Watson et le déclic anglais

Au-delà du fait de jeu qui avait valu un carton rouge à Sonny Bill Williams pour un plaquage dangereux sur Anthony Watson, la tournée 2017 des Lions britanniques et irlandais a permis aux Anglais qui y ont participé de dissiper l’aura d’invincibilité qui entoure les All Blacks.

TOKYO, le 23 octobre – Lorsqu’il prend en plein visage une énorme charge à l'épaule de la part d'un Sonny Bill Williams, l’ailier anglais Anthony Watson est loin d’imaginer qu’il vient de participer, à son corps défendant, à un tournant décisif de ce match et de la tournée des Lions britanniques et irlandais, mais peut-être aussi du destin du rugby anglais.

Devenant sur le coup le premier Néo-zélandais à recevoir un carton rouge depuis cinquante ans, à quoi s’ajouteront quatre semaines de suspension, Sonny Bill Williams assiste de loin à la défaite des siens sur le score de 24-21. Quelques jours plus tard, les deux équipes se quittent sur un match nul, qui permet aux Lions de ne pas finir cette tournée 2017 en Nouvelle-Zélande sur un bilan négatif, une première depuis 1971.

Le fait de jeu entre Watson et Williams a beaucoup fait couler d’encre, au grand étonnement des deux hommes, qui se sont retrouvés nez à nez de manière cocasse quelques temps plus tard dans un hôtel aux îles Fidji.

« C'est complètement par hasard qu’on s’est retrouvés là, raconte Watson. Tout le monde en faisait toute une histoire à l’hôtel, mais on s’est assis l’un à côté de l'autre comme si de rien n’était. »

« Pour moi, ça n’avait rien de l’affaire d’État que tout le monde a voulu y voir, comme si c'était un drame absolu et qu’on allait se haïr pour le reste de nos vies. On a discuté de plein de trucs, on a parlé de rugby, de sa famille, de trucs comme ça. C’était une conversation d’ordre général, on n’a pas parlé du plaquage. »  

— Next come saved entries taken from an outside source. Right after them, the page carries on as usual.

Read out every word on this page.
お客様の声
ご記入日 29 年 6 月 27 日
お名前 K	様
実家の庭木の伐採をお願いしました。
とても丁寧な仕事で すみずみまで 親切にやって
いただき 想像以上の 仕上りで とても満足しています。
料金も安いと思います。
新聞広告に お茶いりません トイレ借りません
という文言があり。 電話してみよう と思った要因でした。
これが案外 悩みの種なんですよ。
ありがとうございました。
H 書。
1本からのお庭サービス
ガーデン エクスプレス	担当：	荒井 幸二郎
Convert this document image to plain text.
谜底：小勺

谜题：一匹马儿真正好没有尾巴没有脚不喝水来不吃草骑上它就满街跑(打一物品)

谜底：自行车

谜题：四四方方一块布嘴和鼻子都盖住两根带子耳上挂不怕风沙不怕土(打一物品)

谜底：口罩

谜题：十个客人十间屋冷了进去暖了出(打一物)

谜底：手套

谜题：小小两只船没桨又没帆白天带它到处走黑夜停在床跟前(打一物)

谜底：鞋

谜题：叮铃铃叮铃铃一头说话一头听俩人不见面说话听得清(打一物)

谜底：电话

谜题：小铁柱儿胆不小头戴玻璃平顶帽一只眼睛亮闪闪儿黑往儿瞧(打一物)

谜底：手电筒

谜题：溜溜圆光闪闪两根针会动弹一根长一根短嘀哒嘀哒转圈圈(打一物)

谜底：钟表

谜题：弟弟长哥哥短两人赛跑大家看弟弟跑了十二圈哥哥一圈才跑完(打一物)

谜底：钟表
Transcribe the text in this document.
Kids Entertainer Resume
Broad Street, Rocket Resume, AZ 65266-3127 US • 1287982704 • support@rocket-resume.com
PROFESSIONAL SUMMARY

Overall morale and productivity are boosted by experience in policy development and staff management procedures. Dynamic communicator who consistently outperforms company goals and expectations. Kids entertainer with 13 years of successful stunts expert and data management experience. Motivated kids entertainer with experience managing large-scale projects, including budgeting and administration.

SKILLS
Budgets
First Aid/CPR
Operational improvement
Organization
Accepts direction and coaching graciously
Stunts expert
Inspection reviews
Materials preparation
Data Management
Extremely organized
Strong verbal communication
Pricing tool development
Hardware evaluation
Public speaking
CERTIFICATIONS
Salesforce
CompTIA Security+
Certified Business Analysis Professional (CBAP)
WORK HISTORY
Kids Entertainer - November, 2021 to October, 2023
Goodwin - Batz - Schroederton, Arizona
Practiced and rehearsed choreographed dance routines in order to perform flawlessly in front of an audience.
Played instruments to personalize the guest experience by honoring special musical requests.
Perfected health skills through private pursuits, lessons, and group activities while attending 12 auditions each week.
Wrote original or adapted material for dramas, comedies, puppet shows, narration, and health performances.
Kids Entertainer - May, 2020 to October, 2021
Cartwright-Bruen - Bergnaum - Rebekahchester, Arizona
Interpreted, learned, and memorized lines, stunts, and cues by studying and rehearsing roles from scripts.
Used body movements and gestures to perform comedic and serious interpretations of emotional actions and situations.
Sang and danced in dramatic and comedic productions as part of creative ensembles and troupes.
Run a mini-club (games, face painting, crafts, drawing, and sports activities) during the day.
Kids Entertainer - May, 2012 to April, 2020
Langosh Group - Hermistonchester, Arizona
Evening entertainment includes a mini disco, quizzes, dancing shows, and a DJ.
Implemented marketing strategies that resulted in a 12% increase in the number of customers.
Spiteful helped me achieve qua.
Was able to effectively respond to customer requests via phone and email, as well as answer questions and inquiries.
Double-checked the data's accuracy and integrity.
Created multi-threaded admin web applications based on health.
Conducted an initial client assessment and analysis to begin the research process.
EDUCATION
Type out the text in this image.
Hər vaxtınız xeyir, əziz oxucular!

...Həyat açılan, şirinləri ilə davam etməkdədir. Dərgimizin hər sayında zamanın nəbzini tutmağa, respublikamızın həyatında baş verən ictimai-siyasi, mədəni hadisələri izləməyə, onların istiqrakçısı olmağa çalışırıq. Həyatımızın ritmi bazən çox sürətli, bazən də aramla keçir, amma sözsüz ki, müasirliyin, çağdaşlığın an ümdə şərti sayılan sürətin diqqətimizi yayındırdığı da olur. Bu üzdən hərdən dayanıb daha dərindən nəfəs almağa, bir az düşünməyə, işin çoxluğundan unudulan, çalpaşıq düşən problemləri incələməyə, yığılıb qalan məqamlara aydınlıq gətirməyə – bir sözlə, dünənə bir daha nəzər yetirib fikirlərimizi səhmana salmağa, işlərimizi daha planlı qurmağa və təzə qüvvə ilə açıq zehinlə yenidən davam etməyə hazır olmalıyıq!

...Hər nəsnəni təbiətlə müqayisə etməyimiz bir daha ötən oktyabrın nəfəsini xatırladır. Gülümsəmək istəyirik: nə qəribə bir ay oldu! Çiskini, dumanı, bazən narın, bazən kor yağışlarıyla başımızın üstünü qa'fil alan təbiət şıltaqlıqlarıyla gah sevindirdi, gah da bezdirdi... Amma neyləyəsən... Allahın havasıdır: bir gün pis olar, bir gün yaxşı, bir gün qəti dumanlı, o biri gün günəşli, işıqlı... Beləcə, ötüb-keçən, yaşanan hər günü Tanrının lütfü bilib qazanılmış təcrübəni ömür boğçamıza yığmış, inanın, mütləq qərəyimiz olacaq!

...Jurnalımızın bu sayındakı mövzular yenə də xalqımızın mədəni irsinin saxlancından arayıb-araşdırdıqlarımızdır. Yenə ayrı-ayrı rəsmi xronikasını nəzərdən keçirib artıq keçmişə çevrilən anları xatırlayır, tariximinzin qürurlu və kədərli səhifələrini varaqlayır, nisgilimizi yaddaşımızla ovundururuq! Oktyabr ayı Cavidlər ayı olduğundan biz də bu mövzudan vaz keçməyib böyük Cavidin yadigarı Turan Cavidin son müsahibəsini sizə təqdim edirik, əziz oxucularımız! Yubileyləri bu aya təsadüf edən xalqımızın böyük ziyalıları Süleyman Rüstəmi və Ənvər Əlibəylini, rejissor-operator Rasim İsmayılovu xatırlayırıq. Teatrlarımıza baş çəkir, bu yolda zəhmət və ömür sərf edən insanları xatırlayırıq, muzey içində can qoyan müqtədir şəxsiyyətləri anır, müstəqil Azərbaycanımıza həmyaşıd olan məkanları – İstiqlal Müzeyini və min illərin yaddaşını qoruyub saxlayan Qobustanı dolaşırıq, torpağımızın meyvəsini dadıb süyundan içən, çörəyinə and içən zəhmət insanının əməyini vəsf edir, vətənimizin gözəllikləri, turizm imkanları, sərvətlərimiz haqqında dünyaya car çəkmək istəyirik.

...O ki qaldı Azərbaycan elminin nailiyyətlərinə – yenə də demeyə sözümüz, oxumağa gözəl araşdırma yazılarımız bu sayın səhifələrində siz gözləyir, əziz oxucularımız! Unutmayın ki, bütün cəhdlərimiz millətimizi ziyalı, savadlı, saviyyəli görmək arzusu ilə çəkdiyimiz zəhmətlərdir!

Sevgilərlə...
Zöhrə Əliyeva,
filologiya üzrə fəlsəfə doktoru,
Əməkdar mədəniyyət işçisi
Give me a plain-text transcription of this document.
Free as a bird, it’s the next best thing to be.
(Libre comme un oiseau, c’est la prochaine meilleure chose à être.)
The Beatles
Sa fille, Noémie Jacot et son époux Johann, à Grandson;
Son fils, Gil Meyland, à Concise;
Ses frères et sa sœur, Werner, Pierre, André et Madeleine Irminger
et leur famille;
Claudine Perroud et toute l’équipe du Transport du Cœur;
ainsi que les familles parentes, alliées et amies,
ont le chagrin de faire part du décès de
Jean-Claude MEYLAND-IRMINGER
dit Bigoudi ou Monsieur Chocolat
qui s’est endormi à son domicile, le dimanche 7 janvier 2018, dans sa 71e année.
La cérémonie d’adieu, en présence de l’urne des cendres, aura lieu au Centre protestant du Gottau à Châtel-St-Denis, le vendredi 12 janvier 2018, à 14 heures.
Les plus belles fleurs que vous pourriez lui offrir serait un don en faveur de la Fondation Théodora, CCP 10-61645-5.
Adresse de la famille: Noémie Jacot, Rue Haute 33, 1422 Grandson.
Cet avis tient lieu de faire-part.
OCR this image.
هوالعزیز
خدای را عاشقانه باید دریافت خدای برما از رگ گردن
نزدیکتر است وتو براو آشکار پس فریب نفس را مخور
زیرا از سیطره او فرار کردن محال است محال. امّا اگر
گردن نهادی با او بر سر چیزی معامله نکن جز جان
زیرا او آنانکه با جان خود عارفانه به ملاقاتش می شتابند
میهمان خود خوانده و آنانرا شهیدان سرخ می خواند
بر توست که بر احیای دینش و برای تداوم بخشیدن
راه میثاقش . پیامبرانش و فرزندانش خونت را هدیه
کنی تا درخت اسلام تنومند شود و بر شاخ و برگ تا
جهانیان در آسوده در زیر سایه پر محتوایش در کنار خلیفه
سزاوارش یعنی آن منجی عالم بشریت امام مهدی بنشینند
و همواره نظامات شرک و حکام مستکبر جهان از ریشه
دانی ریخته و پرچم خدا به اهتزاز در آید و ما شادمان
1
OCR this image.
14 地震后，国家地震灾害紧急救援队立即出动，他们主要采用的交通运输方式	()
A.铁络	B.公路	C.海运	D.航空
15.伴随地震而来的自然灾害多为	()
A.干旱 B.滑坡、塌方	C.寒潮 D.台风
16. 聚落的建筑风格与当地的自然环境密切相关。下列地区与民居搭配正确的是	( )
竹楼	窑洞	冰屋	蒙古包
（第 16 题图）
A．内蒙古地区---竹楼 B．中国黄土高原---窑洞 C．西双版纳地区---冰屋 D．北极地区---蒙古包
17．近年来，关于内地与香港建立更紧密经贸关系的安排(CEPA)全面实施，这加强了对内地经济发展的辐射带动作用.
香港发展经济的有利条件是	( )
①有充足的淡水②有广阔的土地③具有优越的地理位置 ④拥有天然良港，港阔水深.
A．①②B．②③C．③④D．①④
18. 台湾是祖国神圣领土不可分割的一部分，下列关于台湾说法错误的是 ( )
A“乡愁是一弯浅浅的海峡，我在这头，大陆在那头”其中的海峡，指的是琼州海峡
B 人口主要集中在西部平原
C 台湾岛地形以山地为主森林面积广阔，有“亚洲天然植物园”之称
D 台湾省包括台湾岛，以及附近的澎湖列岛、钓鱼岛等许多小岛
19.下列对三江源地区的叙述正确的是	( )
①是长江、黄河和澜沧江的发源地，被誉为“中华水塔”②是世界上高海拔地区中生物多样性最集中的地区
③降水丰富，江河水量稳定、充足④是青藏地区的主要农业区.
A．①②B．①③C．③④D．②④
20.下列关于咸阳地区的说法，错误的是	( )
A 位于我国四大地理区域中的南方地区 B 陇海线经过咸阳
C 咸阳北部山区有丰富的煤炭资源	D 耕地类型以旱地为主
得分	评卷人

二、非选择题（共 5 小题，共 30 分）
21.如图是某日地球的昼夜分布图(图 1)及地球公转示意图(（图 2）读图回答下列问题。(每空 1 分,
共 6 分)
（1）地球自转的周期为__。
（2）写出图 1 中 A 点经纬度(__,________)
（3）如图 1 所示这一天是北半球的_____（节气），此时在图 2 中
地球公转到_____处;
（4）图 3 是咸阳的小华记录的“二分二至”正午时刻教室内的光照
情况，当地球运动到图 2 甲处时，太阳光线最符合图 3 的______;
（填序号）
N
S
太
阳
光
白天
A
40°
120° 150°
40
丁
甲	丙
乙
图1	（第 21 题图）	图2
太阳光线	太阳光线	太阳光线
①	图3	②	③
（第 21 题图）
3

Pour Watson, la page était tournée dès le lendemain du match : « Il a simplement fait ce qu’il lui semblait devoir faire sur le moment, mais il s’est excusé le lendemain. C’est un gars très sympa, qui a les pieds sur terre, et je ne lui en veux absolument pas. Ça reste du rugby, rien de plus. »

Mais le plus important ne réside pas dans cette anecdote. Samedi, l’Angleterre affrontera les All Blacks à l’International Stadium Yokohama en demi-finales de la Coupe du Monde de Rugby 2019. Grâce à cette tournée réussie des Lions, la perspective d'affronter les doubles champions du monde en titre ne risque pas d’intimider les joueurs anglais, Watson en tête.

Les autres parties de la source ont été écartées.